Dive Brief:
- Researchers and physicians at the University of Pittsburgh have developed an automated machine learning model that can identify patients who are at high risk for complications after surgery, according to a study published Friday in JAMA Network Open.
- The model outperformed a popular tool used to calculate surgical risk that was developed by the American College of Surgeons. While the established calculator requires clinicians to manually enter data, the model automatically reads the records of people scheduled for surgery and flags high-risk patients.
- Clinicians at 20 University of Pittsburgh Medical Center (UPMC) hospitals are using the model to identify high-risk patients and inform the coordination of care and prehabilitation activities.
Dive Insight:
Complications in the 30 days after surgery are a leading cause of death globally. Before the pandemic, postoperative complications trailed heart disease and stroke on the list of the top causes of death. The situation has created a need for ways to identify which patients awaiting surgery are at risk of being one of the 4.2 million people globally who die each year in the 30 days after a procedure.
Many U.S. hospitals use the American College of Surgeons’ National Surgical Quality Improvement Program (ACS NSQIP) to identify high-risk patients. However, the calculator can only make a prediction if clinicians manually provide all of the requested information.
“Identifying high-risk patients can be challenging for busy clinicians, who have to integrate the wealth of health data available and frequently perform additional testing and clinical assessments. We wanted to build an easy-to-use model that provides the health care team with an automated and accurate risk assessment quickly using existing data,” UPMC’s director of perioperative and surgical services, Aman Mahajan, said in a statement.

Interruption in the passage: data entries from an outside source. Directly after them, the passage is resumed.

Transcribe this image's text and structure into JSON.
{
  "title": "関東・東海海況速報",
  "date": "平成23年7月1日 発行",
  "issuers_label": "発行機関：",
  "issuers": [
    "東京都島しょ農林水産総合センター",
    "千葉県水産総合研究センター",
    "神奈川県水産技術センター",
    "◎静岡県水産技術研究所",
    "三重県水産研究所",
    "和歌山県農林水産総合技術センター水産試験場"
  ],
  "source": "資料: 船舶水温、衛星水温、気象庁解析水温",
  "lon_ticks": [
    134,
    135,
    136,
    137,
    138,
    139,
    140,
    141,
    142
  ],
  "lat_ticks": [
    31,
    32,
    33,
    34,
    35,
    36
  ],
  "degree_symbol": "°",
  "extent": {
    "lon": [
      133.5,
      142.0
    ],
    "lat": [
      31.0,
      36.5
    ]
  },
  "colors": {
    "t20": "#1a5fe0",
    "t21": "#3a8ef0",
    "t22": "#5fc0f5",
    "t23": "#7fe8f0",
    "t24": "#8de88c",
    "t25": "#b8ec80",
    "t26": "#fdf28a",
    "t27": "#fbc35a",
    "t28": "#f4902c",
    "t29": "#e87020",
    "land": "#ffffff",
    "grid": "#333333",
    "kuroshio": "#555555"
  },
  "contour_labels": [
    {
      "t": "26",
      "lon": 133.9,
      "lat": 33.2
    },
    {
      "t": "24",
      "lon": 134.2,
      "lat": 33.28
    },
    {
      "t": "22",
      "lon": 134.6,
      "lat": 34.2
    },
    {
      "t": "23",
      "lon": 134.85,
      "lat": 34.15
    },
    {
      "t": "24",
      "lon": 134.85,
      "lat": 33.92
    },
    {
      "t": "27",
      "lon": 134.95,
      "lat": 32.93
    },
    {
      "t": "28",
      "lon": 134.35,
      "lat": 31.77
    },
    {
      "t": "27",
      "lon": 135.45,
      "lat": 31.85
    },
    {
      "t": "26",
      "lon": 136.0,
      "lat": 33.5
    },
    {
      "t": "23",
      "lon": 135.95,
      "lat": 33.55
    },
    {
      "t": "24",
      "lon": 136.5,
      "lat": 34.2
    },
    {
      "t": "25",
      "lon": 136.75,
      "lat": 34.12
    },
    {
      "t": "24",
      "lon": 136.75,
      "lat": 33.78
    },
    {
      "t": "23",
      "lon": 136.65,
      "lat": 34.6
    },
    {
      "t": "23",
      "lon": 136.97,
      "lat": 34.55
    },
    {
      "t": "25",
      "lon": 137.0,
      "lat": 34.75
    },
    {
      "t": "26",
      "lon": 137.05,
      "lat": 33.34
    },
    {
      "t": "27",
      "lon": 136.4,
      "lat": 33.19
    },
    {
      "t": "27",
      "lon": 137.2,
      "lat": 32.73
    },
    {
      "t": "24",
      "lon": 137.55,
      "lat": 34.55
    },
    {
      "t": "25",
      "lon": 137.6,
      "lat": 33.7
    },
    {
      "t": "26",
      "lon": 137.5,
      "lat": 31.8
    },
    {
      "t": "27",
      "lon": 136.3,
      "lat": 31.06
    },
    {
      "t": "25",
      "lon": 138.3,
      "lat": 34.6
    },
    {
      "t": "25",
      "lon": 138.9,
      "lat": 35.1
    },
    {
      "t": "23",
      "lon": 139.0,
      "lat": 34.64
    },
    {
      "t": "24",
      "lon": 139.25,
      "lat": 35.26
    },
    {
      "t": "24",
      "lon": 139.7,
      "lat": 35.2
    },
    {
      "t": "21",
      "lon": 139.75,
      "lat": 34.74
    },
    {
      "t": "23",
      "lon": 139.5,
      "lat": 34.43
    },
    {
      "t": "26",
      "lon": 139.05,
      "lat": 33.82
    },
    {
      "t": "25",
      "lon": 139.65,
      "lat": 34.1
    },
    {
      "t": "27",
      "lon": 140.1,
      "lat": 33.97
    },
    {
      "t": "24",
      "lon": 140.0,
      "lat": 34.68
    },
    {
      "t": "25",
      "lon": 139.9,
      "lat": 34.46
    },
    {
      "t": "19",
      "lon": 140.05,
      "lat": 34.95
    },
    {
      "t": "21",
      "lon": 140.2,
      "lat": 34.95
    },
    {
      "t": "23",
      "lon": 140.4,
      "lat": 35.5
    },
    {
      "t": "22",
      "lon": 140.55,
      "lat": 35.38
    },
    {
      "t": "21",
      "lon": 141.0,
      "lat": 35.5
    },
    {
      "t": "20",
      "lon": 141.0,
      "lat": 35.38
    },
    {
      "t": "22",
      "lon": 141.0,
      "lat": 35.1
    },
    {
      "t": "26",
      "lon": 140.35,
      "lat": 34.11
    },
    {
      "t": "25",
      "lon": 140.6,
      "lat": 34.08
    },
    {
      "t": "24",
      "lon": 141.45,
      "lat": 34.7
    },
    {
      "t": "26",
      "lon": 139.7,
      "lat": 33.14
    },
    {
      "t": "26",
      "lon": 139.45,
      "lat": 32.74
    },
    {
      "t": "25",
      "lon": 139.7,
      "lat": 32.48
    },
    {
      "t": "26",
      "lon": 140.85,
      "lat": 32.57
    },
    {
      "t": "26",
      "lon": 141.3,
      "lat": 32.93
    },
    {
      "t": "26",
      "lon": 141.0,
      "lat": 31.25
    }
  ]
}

Recognizing an opportunity to automate the process, researchers at the University of Pittsburgh and UPMC used machine learning to train a model to identify high-risk patients. The team tested the algorithm on the medical records of 1.25 million surgical patients, and then used it clinically to evaluate the risk of 206,000 patients at UPMC.
On a scale that runs from zero to one, with higher numbers indicating better predictions, the machine learning model scored 0.945, compared to 0.897 for ACS NSQIP. The Pitt and UPMC collaborators want to train the model to predict the likelihood for sepsis, respiratory issues and other complications that often keep patients in the hospital after surgery.